When all this gets on top of me it makes me consider what would truly make me happy. If I had one wish, what would be my deepest desire? It’s a harder question than you might think. Our knee jerk answers are money or possessions or relationships, but wouldn’t you hate to waste your wish on one of those only to find yourself miserable when those initial feelings fade. Like they always do. Country music singer Chris Jansen says you should buy a boat, but you better believe there’ll come a day when it's too hot to take it out. You have to go deeper if you want something that could make every other wish irrelevant.
What I want is contentment. Bone marrow deep, completely filling contentment. I want to be content with who I am, with what I have, with where I am, and with who loves me. Easy peasy right? Only if there’s a genie granting wishes or you’ve got a contentment switch that you can flip and make the world change colors.
It’s bewildering, not to mention worrisome, but one of the deepest times of contentment in my life was in the worst of circumstances. It was during the ten months they kept me in prison too long. Yea, I know it sounds a little far-fetched, but it's true, the BOP (Bureau of Prisons) kept me in prison ten months longer than they were supposed to.
The short version of that story begins about a year before I was scheduled to be released. The BOP started implementing the First Step Act, a new law which required them to award qualified prisoners time credits that reduced their prison sentence by a year. Turns out I was qualified and had earned enough time credits but the BOP wouldn’t let me go. They said that although I had no criminal history, I had a state charge on record that had been filed alongside the federal charges six years before. And while I could still earn the time off, I couldn’t actually use it until I got this local matter settled. Of course, the state wouldn’t let me settle the matter until I got out of prison. Can you see my dilemma? My credits were usable as soon as I settled the matter that couldn’t be settled until I got out of prison, at which point the credits would be of no use since I’d already be out of prison. Bureaucracy is truly exhausting! It was doubly aggravating because it was a “read between the lines sort of thing”, the First Step Act said nothing about denying time credits because of state matters.

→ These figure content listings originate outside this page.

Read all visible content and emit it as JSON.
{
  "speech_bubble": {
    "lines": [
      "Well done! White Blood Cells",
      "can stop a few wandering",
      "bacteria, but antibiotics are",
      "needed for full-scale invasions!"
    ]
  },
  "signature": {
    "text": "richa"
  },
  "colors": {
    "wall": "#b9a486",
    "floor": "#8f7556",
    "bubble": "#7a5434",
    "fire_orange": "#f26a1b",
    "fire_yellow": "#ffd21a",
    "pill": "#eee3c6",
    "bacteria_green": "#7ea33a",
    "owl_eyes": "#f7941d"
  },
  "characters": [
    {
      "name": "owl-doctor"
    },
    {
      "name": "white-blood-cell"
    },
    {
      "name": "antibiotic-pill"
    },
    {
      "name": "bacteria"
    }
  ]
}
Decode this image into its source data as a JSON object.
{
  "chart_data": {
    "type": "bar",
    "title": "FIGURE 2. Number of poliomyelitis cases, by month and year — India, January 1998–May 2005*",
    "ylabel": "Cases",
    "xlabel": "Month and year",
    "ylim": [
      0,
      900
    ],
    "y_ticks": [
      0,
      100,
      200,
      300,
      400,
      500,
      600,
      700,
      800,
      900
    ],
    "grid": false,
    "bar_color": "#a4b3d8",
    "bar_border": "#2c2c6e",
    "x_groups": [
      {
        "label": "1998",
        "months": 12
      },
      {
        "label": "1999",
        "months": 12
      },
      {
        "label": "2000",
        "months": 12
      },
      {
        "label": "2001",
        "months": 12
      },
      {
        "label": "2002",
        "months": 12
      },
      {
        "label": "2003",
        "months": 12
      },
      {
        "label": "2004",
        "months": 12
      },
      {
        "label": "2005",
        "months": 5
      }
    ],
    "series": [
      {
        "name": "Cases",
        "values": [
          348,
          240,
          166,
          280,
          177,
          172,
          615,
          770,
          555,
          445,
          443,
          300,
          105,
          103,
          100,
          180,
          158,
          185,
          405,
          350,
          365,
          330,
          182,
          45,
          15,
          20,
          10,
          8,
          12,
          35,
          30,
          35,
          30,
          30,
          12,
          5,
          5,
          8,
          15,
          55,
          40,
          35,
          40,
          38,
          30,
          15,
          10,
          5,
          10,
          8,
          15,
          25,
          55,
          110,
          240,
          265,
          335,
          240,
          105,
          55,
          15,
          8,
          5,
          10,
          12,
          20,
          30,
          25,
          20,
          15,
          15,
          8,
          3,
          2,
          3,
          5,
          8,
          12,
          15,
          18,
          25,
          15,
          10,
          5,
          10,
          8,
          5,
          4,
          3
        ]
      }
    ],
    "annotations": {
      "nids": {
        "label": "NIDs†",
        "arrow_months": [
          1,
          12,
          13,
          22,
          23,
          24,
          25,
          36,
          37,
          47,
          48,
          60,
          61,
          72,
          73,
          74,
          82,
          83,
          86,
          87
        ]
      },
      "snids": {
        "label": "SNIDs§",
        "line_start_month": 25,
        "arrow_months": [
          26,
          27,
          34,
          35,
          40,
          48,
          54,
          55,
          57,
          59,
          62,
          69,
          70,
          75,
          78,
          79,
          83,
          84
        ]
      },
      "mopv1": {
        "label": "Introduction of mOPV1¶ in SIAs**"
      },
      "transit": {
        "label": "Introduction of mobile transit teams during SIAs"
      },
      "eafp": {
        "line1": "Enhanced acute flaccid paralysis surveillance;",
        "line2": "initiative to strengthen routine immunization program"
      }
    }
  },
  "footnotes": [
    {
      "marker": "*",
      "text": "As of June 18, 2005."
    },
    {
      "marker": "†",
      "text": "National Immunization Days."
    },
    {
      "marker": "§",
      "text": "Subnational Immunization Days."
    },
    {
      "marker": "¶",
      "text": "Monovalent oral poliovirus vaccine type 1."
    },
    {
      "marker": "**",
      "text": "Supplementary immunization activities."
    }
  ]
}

Meanwhile, it seemed every day friends of mine were given the indescribable news that they were leaving prison a year early. I was happy for them but each departure seemed to inch me closer to utter despair. I was in a horrible place spiritually and the first of that year was the lowest point in my Christian walk. I felt like the widow in Luke 18 begging for justice. I can say that I prayed, but mostly I whined and dressed it up like prayer. I simply couldn’t understand why God would torture me this way after I’d been so faithful over the last three years. I was an enthusiastic and public Christian after my conversion but now it felt like I was dancing on lily pads and any misstep might plunge me back into the abyss of unbelief.
I have no idea how or why, but I decided to double down. I ground my teeth and clenched my fists and did the one thing I was loath to do, immerse myself in scripture. At this point, I was pretty ticked off at God so this was the absolute last thing I wanted to do. Later, while I was bitterly stomping through this immersion therapy, He decided to reveal some things that, to put it mildly, were a bit hard to stomach…..
He reminded me that He hadn’t promised me a rose garden here on earth, and had, in fact, told me to count the cost before embarking on this journey. He challenged me to find anything in the New Testament that said things were going to improve and get better before His return. He explained that even an easy yoke is tied around your neck, and a burden may be light but it’s still a burden. He wondered if I believed He was sovereign, since I couldn’t seem to grasp that the decision to leave me in prison was His. What had I misunderstood when He told me that this would all work out for my good? He said this wasn’t some religious game to Him and that He was intent on getting His people home. Whatever it took to shatter our illusions and excise the evil we’d invited into our hearts. That all His people are forged in fire so they can be remade into conquerors and more. That I should trust and persevere.
Now, what do you do with that? A stern rebuke from God is…………….quite troubling. I did the only thing I could, begged forgiveness and settled into my predicament.
I don’t know if contentment is always on the other side of a struggle, but I know it’s not controlled by a switch. It's a gift and oftentimes it takes our lowest moments to unwrap it. Can it be possible that we hold the scissors to open the gift? Because after my white knuckle trek through immersion therapy, I entered ten months of remarkable peace and contentment. Whatever it is that God does when you immerse yourself in Him and His ways, it's better than any place we can get to on our own. Certainly better than a boat!
Ten months after the BOP started awarding time credits they said they’d gotten it wrong with me and out of the blue, upped and let me go.
I often moan and groan about God’s teaching me when I so wish He would just tell me what’s going on. But today, when I stumble down those same hard paths, I realize that He taught me what to do next…….
Double Down - Immersion Therapy Works.